Now, we plug in our above decomposition for $M$: \begin{equation} \begin{split} \mathcal{M}\left(\rho_{\mathrm{in}}\right) &= d\mathrm{tr}_{2}\big[M\left(I \otimes \rho_{\mathrm{in}}^{T}\right)\big] \\ &= d\mathrm{tr}_{2}\big[\sum_{i,l,m} |a^{i}_{l}\rangle \langle a^{i}_{m}| \otimes |b^{i}_{l}\rangle \langle b^{i}_{m}| \left(I \otimes \rho_{\mathrm{in}}^{T}\right)\big] \\ &= d\sum_{i,l,m}\mathrm{tr}_{2}\big[ |a^{i}_{l}\rangle \langle a^{i}_{m}| \otimes |b^{i}_{l}\rangle \langle b^{i}_{m}| \rho_{\mathrm{in}}^{T}\big] \\ &= d\sum_{i,l,m}|a^{i}_{l}\rangle \langle a^{i}_{m}| \langle b^{i}_{m}| \rho_{\mathrm{in}}^{T}|b^{i}_{l}\rangle \\ &= d\sum_{i,l,m}|a^{i}_{l}\rangle \langle a^{i}_{m}| \langle b^{*i}_{l}| \rho_{\mathrm{in}}|b^{*i}_{m}\rangle \\ &= d\sum_{i,l,m}|a^{i}_{l}\rangle \langle b^{*i}_{l}| \rho_{\mathrm{in}}|b^{*i}_{m}\rangle \langle a^{i}_{m}| \\ &= \sum_{i} A_{i} \rho_{\mathrm{in}} A_{i}^{\dagger}, \end{split} \end{equation} with $A_{i} = \sum_{l}\sqrt{d} |a^{i}_{l}\rangle \langle b^{*i}_{l}|$. This is just the Kraus decomposition, which is enough for $\mathcal{M}$ being CP.

Answer 3

Let $\newcommand{\kett}[1]{\lvert #1\rangle\!\rangle}\newcommand{\ket}[1]{\lvert#1\rangle}\ket m\equiv \sum_k \ket{k,k}$ denote the (unnormalised) maximally entangled state.

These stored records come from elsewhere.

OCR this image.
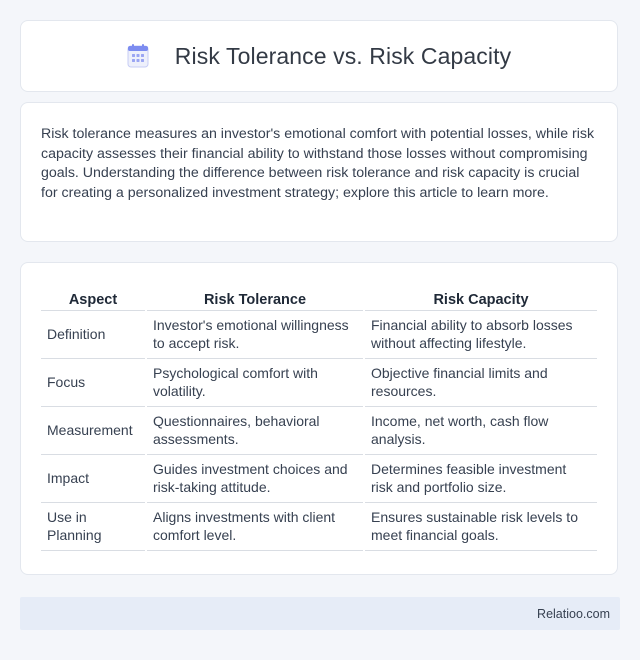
Risk Tolerance vs. Risk Capacity

Risk tolerance measures an investor's emotional comfort with potential losses, while risk capacity assesses their financial ability to withstand those losses without compromising goals. Understanding the difference between risk tolerance and risk capacity is crucial for creating a personalized investment strategy; explore this article to learn more.

Aspect	Risk Tolerance	Risk Capacity
Definition	Investor's emotional willingness to accept risk.	Financial ability to absorb losses without affecting lifestyle.
Focus	Psychological comfort with volatility.	Objective financial limits and resources.
Measurement	Questionnaires, behavioral assessments.	Income, net worth, cash flow analysis.
Impact	Guides investment choices and risk-taking attitude.	Determines feasible investment risk and portfolio size.
Use in Planning	Aligns investments with client comfort level.	Ensures sustainable risk levels to meet financial goals.
Relatioo.com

The relation $\kett X=(X\otimes I)\ket m$ amounts to some simple index juggling. By this, I mean that you are considering the same object, i.e. the same set of numbers, but interpreting it in different ways (as an operator rather than as a vector).

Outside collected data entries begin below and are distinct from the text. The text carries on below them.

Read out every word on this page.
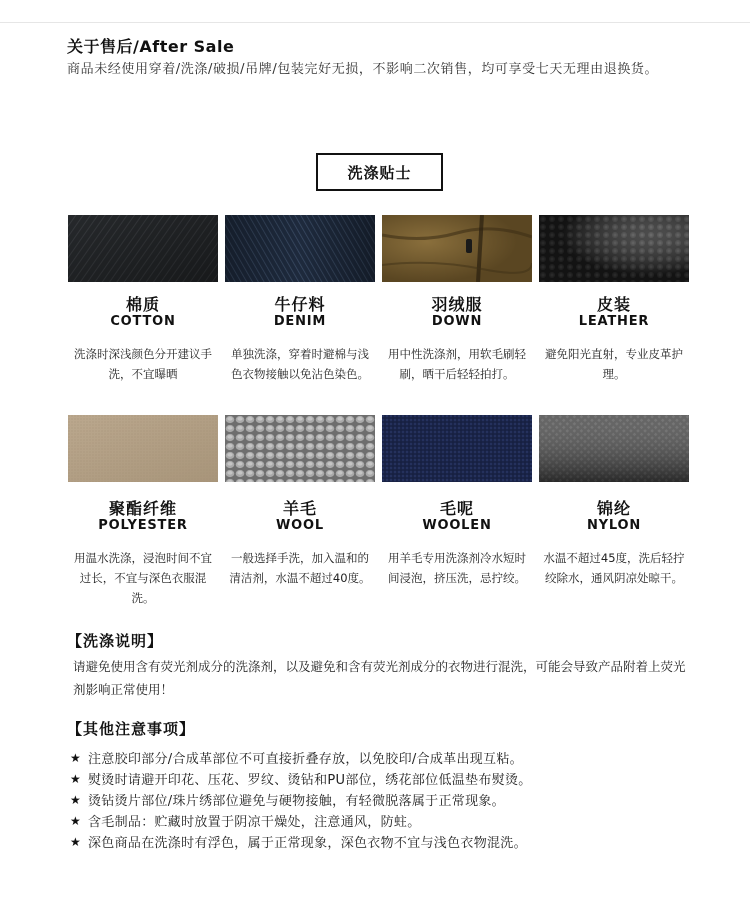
关于售后/After Sale
商品未经使用穿着/洗涤/破损/吊牌/包装完好无损，不影响二次销售，均可享受七天无理由退换货。
洗涤贴士
棉质
COTTON
洗涤时深浅颜色分开建议手洗，不宜曝晒
牛仔料
DENIM
单独洗涤，穿着时避棉与浅色衣物接触以免沾色染色。
羽绒服
DOWN
用中性洗涤剂，用软毛刷轻刷，晒干后轻轻拍打。
皮装
LEATHER
避免阳光直射，专业皮革护理。
聚酯纤维
POLYESTER
用温水洗涤，浸泡时间不宜过长，不宜与深色衣服混洗。
羊毛
WOOL
一般选择手洗，加入温和的清洁剂，水温不超过40度。
毛呢
WOOLEN
用羊毛专用洗涤剂冷水短时间浸泡，挤压洗，忌拧绞。
锦纶
NYLON
水温不超过45度，洗后轻拧绞除水，通风阴凉处晾干。
【洗涤说明】
请避免使用含有荧光剂成分的洗涤剂，以及避免和含有荧光剂成分的衣物进行混洗，可能会导致产品附着上荧光剂影响正常使用！
【其他注意事项】
★ 注意胶印部分/合成革部位不可直接折叠存放，以免胶印/合成革出现互粘。
★ 熨烫时请避开印花、压花、罗纹、烫钻和PU部位，绣花部位低温垫布熨烫。
★ 烫钻烫片部位/珠片绣部位避免与硬物接触，有轻微脱落属于正常现象。
★ 含毛制品：贮藏时放置于阴凉干燥处，注意通风，防蛀。
★ 深色商品在洗涤时有浮色，属于正常现象，深色衣物不宜与浅色衣物混洗。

To see this, let $X\in\mathcal L(H_0,H_1)$ be your operator, whose matrix elements (in some choice of basis) we write as $X_{ij}$. Note that you can understand $X_{ij}$ as an operator ("sending the index $j$ to the index $i$"), or as a vector in $H_0\otimes H_1$. More formally, if we write with $\kett X$ the "vector interpretation" of $X$, we have $$\langle i,j\kett X = X_{ij} =\langle i|X|j\rangle = \langle i,j|(X\otimes I)\ket m,$$ where we used $\langle i,j|X\otimes I|k,\ell\rangle = X_{ik}\delta_{j\ell},$ and thus $\kett X=(X\otimes I)\ket m.$ This is also often written as $\kett X=\operatorname{vec}(X)$, with $\operatorname{vec}:\mathrm{Lin}(\mathcal X,\mathcal Y)\to\mathcal Y\otimes\mathcal X$ the "vectorisation" operation.